Collaboration bright spots and change
When you’re challenged to improve collaboration, or rolling out new ways of working, look for the bright spots within your organisation where things are working well already.
Take a look at the third video (7 minutes), produced by Igloo Software, which may need you to register, taken from a recent webinar I led for them. Browse this series of intranet mini-projects, or read on to learn how to find the exemplar bright spots within your organisation.
The term ‘bright spot’ comes from the book Switch, by Chip Heath and Dan Heath. I highly recommend the book if you want to further your thinking on change management.
What’s refreshing about Switch is that they identify that we tend to talk about organisational change as this great big scary thing, which always feels so enormous that we don’t do it. Certainly, it’s too much for an intranet team to take on, your job isn’t to change your organisation. Instead Chip and Dan say, ‘there is a way to effect change which doesn’t involve trying to change everything. It involves finding some point of focus’. That makes it more feasible.
Often when I’m working with clients, there’ll be someone who comes along and says, “we need to improve collaboration, so we’ve got to change our culture”. But it really isn’t that easy. What you need, is an inroad – the ‘bright spots’.
The idea of bright spots
Imagine you’ve got two students. The first student’s report card shows mostly As and one F. Your natural tendency may be to zoom in on that F and ask ‘what needs fixing?’.
Now the second student’s report card shows mostly Fs and one C. If you ask what needs fixing, the answer could be ‘almost everything’. Daunting. But if you focus on that C, that bright spot, you can flip your focus around and ask about what’s working, and what can be done to make the other subjects become similar to the C subject.
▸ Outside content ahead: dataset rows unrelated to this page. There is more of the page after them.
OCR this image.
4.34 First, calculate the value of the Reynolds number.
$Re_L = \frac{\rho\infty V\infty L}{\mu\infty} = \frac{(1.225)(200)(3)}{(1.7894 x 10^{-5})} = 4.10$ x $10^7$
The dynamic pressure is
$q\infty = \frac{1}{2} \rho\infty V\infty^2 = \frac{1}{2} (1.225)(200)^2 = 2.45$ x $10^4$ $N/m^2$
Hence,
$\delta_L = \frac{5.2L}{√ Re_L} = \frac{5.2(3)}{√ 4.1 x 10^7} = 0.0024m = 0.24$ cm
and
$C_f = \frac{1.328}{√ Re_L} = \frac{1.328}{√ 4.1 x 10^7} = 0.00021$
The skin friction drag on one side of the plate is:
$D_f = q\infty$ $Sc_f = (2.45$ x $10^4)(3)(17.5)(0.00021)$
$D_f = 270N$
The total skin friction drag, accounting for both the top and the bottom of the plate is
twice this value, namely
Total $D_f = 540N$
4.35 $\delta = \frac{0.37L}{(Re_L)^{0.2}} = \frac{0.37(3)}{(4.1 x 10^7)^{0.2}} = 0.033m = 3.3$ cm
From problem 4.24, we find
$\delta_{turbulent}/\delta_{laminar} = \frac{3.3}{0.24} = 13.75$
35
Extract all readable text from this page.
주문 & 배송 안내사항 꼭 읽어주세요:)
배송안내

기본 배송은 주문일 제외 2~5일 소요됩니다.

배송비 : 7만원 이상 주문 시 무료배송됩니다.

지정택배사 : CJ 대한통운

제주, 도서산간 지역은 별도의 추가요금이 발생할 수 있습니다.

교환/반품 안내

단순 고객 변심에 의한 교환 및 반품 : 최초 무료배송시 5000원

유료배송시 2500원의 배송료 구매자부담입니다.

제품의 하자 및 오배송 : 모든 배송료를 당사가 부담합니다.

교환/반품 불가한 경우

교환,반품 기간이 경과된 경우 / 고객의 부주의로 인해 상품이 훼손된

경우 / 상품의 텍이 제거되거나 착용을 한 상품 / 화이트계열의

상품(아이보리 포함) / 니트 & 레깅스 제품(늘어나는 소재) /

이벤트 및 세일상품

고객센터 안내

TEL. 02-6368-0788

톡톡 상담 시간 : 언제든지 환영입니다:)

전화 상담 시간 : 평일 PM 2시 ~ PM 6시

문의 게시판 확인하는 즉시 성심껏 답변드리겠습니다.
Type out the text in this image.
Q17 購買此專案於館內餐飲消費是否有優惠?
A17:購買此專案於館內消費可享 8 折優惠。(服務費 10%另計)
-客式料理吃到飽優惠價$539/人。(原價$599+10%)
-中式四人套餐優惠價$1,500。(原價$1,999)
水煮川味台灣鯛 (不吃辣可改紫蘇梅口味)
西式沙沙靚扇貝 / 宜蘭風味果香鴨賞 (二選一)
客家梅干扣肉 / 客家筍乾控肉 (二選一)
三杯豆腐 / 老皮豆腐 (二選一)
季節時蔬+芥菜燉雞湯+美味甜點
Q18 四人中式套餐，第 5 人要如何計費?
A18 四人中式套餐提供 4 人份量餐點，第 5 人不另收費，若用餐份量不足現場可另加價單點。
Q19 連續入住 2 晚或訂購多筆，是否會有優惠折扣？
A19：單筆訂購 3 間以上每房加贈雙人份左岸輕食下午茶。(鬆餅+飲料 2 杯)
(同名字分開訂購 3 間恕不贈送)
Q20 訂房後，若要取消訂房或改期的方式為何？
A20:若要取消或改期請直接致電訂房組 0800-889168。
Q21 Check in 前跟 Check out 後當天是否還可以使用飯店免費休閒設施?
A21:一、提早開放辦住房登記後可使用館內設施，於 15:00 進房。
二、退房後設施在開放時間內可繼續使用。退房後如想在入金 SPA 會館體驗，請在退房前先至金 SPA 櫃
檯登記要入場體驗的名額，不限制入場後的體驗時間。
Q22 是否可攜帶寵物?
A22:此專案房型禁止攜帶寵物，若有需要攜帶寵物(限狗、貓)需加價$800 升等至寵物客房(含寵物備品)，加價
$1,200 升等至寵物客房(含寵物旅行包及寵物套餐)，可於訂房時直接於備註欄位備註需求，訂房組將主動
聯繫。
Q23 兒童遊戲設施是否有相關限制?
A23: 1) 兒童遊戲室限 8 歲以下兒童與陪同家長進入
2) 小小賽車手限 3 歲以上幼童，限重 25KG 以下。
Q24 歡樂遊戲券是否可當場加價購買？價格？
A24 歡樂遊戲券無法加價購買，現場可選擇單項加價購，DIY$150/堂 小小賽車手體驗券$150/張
Where did it all go right?
Finding your own bright spots
Applying the bright spot theory to your organisation, let’s say you want to improve how people collaborate and reduce the reliance on sending documents as attachments in email. You might get strong pushback at first, people will say they’re too busy doing ‘real work’, and old habits die hard of course. There’s always some reason to revert to old ways of working ‘just this one time’.
So you need to show people the bright spots; you need to show people areas in the business where the new ways are working well. Show people that their arguments are not true in this case.
There’s a nice example from British Airways; they were developing a new cabin design and the engineering crew posted some pictures and the cabin crew (probably thousands of miles away in layover hotels) were able to say where improvements could be made, based on working experience. They posted sketches and comments, and the engineering team in Wales were able to take on board initial and immediate feedback without some expensive official feedback process.
Showing how colleagues benefit from new ways of working demonstrates the possibility of change, and showcases your positive, collaborative culture.
This is the third topic in a five-part series of intranet mini-projects you can repeatably perform to improve your intranet and employee experience.